Speaking on the larger message to society, when courts pronounce an acquittal in a child rape case due to witnesses turning hostile, Sherin, says, “When there is delayed justice or no justice to the victims and if the perpetrators walk free, it delivers a message to the society that it is okay to abuse children. And it is no big deal. Bail can be granted to the accused but if the trial court doesn’t finish the trial within the mandated period, the bail should be cancelled which never ever happens.”

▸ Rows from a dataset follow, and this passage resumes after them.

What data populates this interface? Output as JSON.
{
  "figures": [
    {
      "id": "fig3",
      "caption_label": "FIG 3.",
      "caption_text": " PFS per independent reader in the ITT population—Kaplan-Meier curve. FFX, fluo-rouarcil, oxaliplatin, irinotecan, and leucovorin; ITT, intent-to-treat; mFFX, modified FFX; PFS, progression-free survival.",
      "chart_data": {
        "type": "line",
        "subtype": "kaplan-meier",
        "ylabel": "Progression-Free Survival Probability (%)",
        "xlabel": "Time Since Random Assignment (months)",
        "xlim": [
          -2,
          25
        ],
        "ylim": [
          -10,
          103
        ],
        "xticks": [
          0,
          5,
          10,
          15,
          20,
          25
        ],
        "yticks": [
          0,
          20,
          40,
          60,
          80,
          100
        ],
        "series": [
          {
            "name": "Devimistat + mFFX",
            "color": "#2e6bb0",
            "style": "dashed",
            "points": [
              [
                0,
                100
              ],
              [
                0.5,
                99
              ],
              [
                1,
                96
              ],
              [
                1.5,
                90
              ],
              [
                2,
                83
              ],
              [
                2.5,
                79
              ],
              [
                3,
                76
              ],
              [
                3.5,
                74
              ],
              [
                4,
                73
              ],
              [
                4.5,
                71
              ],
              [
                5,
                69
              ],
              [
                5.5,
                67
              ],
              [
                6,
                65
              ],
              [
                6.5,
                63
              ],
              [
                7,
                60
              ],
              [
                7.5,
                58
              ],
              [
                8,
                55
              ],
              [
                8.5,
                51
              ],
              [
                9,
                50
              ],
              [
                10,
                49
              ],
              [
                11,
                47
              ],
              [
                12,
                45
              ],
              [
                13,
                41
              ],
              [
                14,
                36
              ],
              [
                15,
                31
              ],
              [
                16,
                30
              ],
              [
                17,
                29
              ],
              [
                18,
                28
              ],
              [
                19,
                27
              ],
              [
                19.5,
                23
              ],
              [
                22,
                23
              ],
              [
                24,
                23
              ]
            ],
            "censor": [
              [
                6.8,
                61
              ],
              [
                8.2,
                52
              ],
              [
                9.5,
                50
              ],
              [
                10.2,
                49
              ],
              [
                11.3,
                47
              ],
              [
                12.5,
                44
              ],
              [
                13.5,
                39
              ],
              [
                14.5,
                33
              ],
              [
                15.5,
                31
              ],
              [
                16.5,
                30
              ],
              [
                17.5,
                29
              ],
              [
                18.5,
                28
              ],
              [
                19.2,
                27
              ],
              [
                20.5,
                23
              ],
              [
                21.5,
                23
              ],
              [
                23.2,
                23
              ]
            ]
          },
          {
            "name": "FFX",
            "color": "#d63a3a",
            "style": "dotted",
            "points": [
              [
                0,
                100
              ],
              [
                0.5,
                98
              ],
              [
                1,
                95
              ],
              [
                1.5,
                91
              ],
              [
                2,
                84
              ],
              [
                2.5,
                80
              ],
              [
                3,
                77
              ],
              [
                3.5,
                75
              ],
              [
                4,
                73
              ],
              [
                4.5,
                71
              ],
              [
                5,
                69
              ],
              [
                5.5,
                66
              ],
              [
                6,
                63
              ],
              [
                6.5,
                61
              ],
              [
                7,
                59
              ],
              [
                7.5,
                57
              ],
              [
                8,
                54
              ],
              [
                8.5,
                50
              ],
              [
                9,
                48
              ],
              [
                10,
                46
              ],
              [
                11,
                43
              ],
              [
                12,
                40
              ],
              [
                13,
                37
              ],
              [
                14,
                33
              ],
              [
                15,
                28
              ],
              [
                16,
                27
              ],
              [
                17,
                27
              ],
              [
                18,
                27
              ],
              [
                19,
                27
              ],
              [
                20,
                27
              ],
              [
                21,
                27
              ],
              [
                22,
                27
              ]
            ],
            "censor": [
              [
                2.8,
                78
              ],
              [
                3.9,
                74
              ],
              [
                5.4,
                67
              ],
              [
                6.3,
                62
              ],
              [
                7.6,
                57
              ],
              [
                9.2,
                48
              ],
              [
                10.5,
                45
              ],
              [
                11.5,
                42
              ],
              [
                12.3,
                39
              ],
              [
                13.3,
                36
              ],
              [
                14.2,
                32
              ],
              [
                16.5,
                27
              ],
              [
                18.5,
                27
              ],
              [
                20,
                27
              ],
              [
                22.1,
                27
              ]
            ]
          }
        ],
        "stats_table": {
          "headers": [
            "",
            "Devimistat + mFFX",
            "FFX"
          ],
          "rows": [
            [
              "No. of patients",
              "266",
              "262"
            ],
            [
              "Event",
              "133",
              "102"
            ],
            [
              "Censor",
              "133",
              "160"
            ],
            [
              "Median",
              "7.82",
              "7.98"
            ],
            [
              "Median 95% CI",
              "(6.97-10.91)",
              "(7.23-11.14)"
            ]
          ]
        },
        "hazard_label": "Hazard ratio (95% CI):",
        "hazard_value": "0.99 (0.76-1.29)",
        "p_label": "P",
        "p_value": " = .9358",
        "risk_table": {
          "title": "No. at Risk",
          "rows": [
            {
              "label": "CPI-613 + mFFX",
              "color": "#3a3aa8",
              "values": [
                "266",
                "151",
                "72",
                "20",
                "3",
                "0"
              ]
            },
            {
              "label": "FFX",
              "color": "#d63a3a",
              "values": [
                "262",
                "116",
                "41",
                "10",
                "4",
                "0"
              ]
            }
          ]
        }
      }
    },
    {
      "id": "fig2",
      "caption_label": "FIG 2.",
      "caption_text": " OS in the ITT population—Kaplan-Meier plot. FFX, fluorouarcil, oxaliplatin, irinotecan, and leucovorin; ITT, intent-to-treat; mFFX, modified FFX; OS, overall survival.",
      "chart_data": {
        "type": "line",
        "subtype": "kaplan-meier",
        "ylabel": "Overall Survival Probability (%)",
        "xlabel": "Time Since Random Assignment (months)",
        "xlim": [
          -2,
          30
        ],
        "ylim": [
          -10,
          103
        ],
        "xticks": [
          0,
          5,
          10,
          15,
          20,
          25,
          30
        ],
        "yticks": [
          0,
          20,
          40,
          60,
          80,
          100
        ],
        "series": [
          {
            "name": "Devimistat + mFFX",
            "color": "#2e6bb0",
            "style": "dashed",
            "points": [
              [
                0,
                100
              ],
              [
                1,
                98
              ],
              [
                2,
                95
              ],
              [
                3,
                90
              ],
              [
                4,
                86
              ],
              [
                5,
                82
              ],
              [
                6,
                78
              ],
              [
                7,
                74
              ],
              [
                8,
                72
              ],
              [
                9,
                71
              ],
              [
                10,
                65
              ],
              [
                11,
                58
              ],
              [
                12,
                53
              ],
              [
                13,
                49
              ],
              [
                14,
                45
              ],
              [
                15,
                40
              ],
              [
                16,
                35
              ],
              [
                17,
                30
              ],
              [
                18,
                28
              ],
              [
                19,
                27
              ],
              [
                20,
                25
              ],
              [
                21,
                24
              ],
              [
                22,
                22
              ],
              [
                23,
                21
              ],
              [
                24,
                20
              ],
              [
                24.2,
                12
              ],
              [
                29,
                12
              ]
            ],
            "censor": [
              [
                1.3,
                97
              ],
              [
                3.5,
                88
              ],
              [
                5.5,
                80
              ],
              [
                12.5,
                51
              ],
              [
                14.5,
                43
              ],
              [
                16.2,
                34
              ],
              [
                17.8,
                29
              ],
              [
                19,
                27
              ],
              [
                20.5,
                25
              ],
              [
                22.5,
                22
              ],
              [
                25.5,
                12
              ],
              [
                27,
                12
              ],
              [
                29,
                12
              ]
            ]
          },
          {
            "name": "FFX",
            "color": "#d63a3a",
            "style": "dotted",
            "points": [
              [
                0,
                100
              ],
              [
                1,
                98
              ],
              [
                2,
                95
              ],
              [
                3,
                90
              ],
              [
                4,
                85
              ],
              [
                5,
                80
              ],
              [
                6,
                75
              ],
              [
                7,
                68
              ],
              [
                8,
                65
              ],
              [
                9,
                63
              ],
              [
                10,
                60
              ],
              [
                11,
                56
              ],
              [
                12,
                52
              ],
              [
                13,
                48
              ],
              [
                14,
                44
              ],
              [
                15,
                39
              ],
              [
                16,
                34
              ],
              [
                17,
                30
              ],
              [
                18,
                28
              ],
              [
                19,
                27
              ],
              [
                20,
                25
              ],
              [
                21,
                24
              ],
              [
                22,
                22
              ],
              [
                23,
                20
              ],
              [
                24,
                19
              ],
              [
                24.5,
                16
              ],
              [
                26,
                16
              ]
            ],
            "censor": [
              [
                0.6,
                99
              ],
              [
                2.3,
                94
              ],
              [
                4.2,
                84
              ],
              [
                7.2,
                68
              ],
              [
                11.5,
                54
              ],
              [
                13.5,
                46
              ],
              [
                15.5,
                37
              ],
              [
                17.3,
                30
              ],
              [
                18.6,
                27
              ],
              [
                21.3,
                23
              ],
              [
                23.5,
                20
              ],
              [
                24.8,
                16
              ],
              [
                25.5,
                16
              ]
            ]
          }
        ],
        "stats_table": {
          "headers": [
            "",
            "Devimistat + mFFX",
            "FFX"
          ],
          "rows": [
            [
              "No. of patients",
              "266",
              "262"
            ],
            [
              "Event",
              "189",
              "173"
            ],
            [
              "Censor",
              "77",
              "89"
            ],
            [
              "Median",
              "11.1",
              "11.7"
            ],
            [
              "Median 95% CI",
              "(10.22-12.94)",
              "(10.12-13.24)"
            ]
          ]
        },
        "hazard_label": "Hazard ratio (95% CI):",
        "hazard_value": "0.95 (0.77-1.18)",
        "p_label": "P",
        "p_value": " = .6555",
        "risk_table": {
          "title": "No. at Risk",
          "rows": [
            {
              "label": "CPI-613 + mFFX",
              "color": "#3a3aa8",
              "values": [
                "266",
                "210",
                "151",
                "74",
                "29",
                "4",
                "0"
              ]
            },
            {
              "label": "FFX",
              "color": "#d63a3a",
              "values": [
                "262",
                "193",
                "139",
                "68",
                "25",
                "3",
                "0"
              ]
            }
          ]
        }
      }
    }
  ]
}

A parent of a child abuse victim who preferred to remain anonymous, says, “Never in my wildest dream did I think that this could happen to my child. We are a happy family, have all regular protective mechanisms in place. Still, it happened and we noticed it years later when our child completely withdrew into a shell. After much coaxing and with the help of school teachers we realised that our child was being abused by one of our relatives. Nowadays, we must be wary of who we are leaving our children with and how they spend their time. Even if they are at home, we should monitor the time they spend with other relatives. There are instances we read about after it happened to us where in there are grandparents, uncles and even fathers behaving badly with their kids. As a father and someone whose child’s innocence has been destroyed I would only say death penalty is the answer, but will our courts and governments have enough teeth to carry them through,” he asks.

 

While the new amendment as suggested by Smriti Irani includes pornography involving children, its storing or distribution, some ask, what about viewing. Should the government also monitor closely those accessing such sorts of videos? Latha Dubay, a social activist and event planner who has in the past conducted candle light vigils for victims, says, “Kids these days have phones given to them as a way of keeping them occupied whilst parents run errands or attend to other work. WhatsApp and online activities of kids need to be monitored closely. I have noticed kids as young as 10 or 12 having Facebook and Instagram accounts. Parents must make sure kids aren’t being groomed by some predator online.”

 

Whether the latest amendment adds more teeth to the law or not, one thing remains - death penalty is a distant dream as cases get delayed, witnesses turn hostile, families prefer to move on, but there is one victim who lives with it for a lifetime, and that is the child. For the sake of our children, one must speak up, stand up and rise up to occasion where kids need our support and understanding.